La suite a déraillé. Laurent Nuñez situe la rupture au moment du transfert du dossier vers le parquet d'Auch (Gers), territorialement compétent. Ce transfert, "prescrit par la loi, a provoqué une rupture de continuité dans le suivi de la procédure et de la perception du danger et de l'urgence", écrit-il. Le ministre pointe des défaillances de suivi, de coordination et de pilotage au niveau du parquet d'Auch et de la compagnie de Condom, et situe les manquements individuels surtout au sein de ce parquet et de la brigade de Lectoure. Il relève que ces "défaillances collectives n'ont pas permis de corriger les manquements individuels".
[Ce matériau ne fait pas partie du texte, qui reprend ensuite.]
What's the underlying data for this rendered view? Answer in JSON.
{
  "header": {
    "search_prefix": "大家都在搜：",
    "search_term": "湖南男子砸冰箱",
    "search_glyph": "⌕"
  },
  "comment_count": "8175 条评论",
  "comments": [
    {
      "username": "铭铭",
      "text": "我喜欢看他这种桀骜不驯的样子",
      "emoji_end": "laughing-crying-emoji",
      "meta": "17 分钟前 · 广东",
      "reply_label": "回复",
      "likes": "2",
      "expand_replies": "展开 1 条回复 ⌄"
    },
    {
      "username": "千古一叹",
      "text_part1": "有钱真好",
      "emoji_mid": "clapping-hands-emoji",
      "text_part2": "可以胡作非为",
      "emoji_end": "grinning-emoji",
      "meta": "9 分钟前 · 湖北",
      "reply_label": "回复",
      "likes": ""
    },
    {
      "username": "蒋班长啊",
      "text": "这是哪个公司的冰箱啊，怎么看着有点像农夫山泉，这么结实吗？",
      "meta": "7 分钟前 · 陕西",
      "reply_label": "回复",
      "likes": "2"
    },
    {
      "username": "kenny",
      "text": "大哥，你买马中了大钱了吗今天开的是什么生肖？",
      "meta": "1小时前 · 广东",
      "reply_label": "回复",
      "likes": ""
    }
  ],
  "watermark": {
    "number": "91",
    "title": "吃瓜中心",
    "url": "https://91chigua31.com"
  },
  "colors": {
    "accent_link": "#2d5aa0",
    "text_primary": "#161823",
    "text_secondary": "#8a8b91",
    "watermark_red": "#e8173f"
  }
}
Une stratégie pointée du doigt

Le ministre détaille par ailleurs la stratégie qui a, selon lui, conduit à l'enlisement. La direction d'enquête, avec l'aval du parquet d'Auch, a cherché à consolider le dossier avant le placement en garde à vue de Jérôme Barella, "qui avait déjà échappé par deux fois aux poursuites, notamment dans la perspective d'un éventuel procès d'assises". Cette orientation a conduit à ce que d'autres missions priment sur le dossier, "laissé sans aucun nouvel acte d'enquête ou de contrôle depuis le 14 février dernier, par un manque de discernement avéré, malgré les huit appels à l'aide de la mère de la victime". L'analyse erronée d'un moindre danger reposait notamment sur le fait que la victime n'habitait plus à proximité de son agresseur.

Le communiqué fait suite à la plainte déposée en août 2025 par la mère de Rosa, une fillette de 10 ans au moment des faits, qui accuse Jérôme Barella d'une cinquantaine de viols. Laurent Nuñez a tenu à réaffirmer son soutien aux forces de l'ordre, assurant que ces faits ne doivent pas "occulter l'engagement quotidien et le travail réalisé avec soin et sérieux par les gendarmes et les policiers". Le pré-rapport doit être suivi d'un rapport intermédiaire le 10 juillet, puis de conclusions définitives le 5 septembre.